高校の受験勉強をしているときから、状態が悪くなってきた。強迫観念が強くなり、泣きながら勉強するようになった。相談を受けたときには、強迫観念が強く、包丁を見るとこれで人を刺すんではなかろうかとか、自分の悪口を言っているような気がするとか、外に出るときには火の始末をしたかどうかを何回も確かめてしまうために外で出れないないなどの症状のほかに、「人に会いたくない、強い偏頭痛、イライラ、ヒステリックになる、過食症,抑鬱感、腹がはる」などの症状が出ていた。当然、引きこもり状態だった。病院では統合失調症との診断は受けていないが,出してもらっているお薬は精神分裂症の薬が2種類、抗うつ剤が2種類、躁鬱病の薬が2種類その他抗パーキンソン氏病など16種類にも及んでいた。
本人の母親が薬の内容を知って、お医者さんに尋ねると「統合失調症以外にもこうした薬の使い方がある」と言葉を濁された。

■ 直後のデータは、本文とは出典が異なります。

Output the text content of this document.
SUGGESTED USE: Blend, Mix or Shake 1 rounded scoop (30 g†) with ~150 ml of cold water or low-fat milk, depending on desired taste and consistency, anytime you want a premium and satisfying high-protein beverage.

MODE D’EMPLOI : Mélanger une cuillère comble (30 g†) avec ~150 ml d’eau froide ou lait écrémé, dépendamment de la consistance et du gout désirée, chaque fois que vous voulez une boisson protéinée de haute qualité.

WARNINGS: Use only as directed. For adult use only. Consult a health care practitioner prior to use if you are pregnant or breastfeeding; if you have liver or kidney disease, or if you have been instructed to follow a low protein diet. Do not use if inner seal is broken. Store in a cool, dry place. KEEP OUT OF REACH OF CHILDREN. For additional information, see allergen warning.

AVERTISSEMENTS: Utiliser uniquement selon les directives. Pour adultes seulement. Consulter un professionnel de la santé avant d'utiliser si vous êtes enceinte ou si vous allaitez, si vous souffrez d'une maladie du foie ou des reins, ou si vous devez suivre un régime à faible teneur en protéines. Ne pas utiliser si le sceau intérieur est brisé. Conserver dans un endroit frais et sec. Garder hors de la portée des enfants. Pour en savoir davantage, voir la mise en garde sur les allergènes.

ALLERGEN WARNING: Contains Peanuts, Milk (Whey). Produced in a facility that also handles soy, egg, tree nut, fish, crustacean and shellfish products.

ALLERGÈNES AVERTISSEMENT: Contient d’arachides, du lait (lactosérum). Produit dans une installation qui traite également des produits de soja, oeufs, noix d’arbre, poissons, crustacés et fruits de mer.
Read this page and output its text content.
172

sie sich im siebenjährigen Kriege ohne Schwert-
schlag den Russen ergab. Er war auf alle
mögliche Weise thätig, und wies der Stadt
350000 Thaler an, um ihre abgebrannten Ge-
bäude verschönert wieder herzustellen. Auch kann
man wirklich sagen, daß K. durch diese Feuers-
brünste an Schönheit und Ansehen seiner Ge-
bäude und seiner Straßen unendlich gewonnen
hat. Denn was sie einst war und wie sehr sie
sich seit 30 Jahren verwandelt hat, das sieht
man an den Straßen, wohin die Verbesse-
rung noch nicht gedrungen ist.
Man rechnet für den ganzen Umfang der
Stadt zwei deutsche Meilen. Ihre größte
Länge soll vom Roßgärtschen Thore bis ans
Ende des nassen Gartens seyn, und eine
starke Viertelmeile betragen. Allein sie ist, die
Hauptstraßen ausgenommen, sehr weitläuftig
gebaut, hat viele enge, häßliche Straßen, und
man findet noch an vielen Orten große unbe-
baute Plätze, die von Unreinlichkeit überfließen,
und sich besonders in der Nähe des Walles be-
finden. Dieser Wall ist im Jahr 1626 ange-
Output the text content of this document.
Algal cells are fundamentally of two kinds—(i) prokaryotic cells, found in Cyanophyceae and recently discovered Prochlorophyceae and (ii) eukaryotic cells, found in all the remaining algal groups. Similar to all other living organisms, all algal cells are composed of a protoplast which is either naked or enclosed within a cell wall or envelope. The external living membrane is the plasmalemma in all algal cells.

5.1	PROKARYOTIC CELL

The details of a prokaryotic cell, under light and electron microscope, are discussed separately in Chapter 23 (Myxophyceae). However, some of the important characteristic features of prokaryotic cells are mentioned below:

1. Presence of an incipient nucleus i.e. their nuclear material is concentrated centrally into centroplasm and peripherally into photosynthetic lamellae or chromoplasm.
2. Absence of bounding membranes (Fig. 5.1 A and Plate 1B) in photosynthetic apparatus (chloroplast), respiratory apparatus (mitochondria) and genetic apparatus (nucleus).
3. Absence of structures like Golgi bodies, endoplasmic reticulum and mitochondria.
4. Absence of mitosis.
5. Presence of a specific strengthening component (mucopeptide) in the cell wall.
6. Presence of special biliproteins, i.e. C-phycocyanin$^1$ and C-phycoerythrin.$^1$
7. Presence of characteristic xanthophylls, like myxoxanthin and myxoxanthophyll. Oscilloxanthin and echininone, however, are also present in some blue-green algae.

すでに3年ほど,こうしたお薬を服用中だと言っている。

弁証

・八綱弁証:熱証で虚実挟雑証

・気血弁証:強い気血虚証

・五臓弁証:肝病

・病理的産物弁証:気滞証

・病邪弁証:内傷七情(精神的ストレス)

病名

弁証から強い肝欝化火証である。ただ、生理前になると,緊張症(イライラ、過食)が出てくることから、女性ホルモンの関与していることがわかる。気血両虚で、女性ホルモンの影響の強い肝欝火化証である。

経過

この方は漢方薬を服用し始めてから、かなりの年数が経つ。まだ、完全とは言えない。道半ばである。あれやこれやと言いながら、薄皮をはぐように少しずつ体調が良くなってきている。外に出ることも、父母の仕事の手伝いもでき、最近では毎日友達と遊んでいるとのことである。イライラや過食は今は落ち着いてきている。ただ、本人はまだ一杯辛い症状が出ていると言っている。母親の言では以前からすると見違えるほど良くなってきているのがわかるとのことである。
体調は完璧といえないが、日常的には困ることなく生活している。また、社会とのコンタクトも良く取れている。治療にすごく長い時間がかかっているが、漢方治療を開始する前は、精神科に入院するほど悪かったことを思えば仕方がないのかも知れない。

考察

この方が統合失調症と言う病気であるかどうか定かではない。ただ,もらっている薬を見るとその可能性は高いと言えよう。この方の場合、完全に治ったわけではないから、今後とも追跡していくことは必要である。